Chinese Zero-Risk Approach to Generative AI Governance: Examination and Lessons To Be Learned

Jiawei Zhang (TUM)


Room 101

Moderation: Klaus Wiedemann


To eliminate AI content risks, the Chinese government has embraced a zero-risk policy, culminating in a sweeping list of prohibited outputs outlined in Article 4 of its Interim Measures. Jiawei critiques this approach, placing large language models (LLMs) within the broader information ecosystem and exposing fundamental flaws in the policy design. First, the pursuit of fully de-risking LLMs is unattainable. LLMs merely replicate the problems that have already existed in the information marketplace. As the whole information ecosystem is far from perfect, expecting LLMs to function as a zero-risk engine is unrealistic. Additionally, Jiawei argues that the Chinese zero-risk approach is unnecessary.
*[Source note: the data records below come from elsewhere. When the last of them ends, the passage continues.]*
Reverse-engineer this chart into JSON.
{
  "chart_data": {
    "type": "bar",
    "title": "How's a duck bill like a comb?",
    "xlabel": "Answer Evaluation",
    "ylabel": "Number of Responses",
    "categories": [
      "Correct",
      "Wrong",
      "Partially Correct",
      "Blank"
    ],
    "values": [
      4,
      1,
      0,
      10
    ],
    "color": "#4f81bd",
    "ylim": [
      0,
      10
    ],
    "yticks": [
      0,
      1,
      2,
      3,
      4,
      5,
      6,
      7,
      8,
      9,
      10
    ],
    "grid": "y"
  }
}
An AI chatbot’s output competes not only with other chatbots but also with other information outlets. Market forces, therefore, have great potential to incentivize AI companies to improve their output and derisk their systems automatically, voluntarily, and continuously. Jiawei uses Article 4 of Chinese Interim Measures as a case study to further illustrate how to design a scientific framework to govern AI risks and avoid setting unrealistic standards and imposing onerous duties on AI companies.